As an experiment, I changed the value I'm writing in MAIR_EL1: I originally was using 0xff00 (which caused the Normal memory to use write-back, meaning writes stay in the cache until the cache is cleaned), so instead I tried 0xbb00 (which causes Normal memory to use write-through, which means that data is written to both the cache and RAM at the same time).

That 0xbb00 value actually works (although it's noticeably slower than 0xff00) so that makes me even more confident that I need to somehow get the cache to flush it's value to RAM before setting TTBR1_EL1 for the second time. I was under the impression that a "dsb ..." instruction would cause any pending cache activity to complete, but that doesn't seem to be the case.

I wonder if I need to use some form of the "dc ..." instructions to manually clear the data cache?

LdB
Posts: 1143
Joined: Wed Dec 07, 2016 2:29 pm

Re: Changing TTBR1_EL1 while memory caching enabled?

Wed Jun 12, 2019 2:13 am

I agree with what you are saying ... it has to be cache issue.

However what you are doing is slightly strange usually you just add and delete blocks from the virtual table because you have a live kernel running in the virtual memory.

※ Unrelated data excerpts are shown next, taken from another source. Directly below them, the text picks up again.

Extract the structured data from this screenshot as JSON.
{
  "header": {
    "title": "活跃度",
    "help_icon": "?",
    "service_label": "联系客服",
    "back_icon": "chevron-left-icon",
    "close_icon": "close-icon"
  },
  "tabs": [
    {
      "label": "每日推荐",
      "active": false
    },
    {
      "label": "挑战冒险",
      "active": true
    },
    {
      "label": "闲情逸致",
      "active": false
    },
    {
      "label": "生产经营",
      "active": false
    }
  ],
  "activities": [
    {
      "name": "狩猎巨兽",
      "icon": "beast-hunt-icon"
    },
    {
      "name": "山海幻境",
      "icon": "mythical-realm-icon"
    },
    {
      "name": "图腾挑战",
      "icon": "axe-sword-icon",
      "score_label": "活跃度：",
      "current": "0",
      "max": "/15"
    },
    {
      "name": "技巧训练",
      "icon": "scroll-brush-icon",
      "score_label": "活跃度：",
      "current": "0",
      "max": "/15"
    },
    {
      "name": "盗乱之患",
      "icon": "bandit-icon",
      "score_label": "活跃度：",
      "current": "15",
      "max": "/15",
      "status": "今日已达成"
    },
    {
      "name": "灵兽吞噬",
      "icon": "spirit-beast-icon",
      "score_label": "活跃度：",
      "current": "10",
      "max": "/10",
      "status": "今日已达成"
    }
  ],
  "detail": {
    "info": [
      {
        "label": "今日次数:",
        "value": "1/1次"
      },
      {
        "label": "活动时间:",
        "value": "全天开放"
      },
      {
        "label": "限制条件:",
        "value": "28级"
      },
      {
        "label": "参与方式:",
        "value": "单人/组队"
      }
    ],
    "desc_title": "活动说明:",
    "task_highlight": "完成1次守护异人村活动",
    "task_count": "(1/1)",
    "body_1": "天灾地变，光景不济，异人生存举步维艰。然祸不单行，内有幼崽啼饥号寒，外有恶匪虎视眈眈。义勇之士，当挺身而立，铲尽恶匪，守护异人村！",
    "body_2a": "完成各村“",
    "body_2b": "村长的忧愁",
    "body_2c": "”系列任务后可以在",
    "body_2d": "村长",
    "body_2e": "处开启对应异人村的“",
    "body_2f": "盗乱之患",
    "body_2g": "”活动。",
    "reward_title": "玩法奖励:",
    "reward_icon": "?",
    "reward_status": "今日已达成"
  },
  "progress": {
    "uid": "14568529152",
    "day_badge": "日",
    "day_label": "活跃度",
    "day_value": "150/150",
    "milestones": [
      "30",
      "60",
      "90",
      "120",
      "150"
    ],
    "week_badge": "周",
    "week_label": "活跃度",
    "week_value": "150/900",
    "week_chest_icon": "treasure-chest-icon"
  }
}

I don't think I have ever reset TTBR1_EL1 from anything but the initial table on the fly because it would crash my kernel if I did that. Just shutting the kernel down so I could jump out and reset the TTBR1_EL1 virtualization is a lot of work for me for zero gain when I can just map and unmap a block of the initial table. Not saying you can't do it but just it leads to some interesting problems because nothing can run in the virtualization until the change is completed.

To me it comes across a bit like manually moving code and data to create a malloc function rather than just using allocating memory on the heapspace. You can do it .. I just don't get why.

So I am going to have to leave it with you because I don't think I can help as it is not something I have ever coded or even want to do. I do see the problem nothing can run in the virtualization until the full cache flush completes but how you do that I have no idea.

justinvoss
Posts: 3
Joined: Tue Jun 11, 2019 9:14 pm

Re: Changing TTBR1_EL1 while memory caching enabled?

Wed Jun 12, 2019 7:32 pm

I think I solved it! The trick was revealed by this sentence in the ARM Programmer's Guide:
The attributes specified in the TCR_EL1 must be the same as those specified for the virtual memory region in which the translation tables are stored. Caching the translation tables is the normal default behavior.

I think what happened here was that the TCR was telling the MMU to look in non-cached RAM, but the writes to the page tables were getting cached due to the MAIR settings. But it's possible to change the TCR to tell the MMU to also use the cache, in which case everything is in sync and the code works.

Here are the values I used:

Code: Select all

TCR_EL1  = 0xb5103510
MAIR_EL1 = 0xff00

This tells the MMU to user inner-shareability for table walks, and to use write-back for both the inner and outer caches for table walks.

LdB
Posts: 1143
Joined: Wed Dec 07, 2016 2:29 pm

Re: Changing TTBR1_EL1 while memory caching enabled?

Thu Jun 13, 2019 5:09 am

That is a hideously big virtualization space for the little PI ... 2^48 :-)

I am not sure whether to be impressed or scared with what you are doing.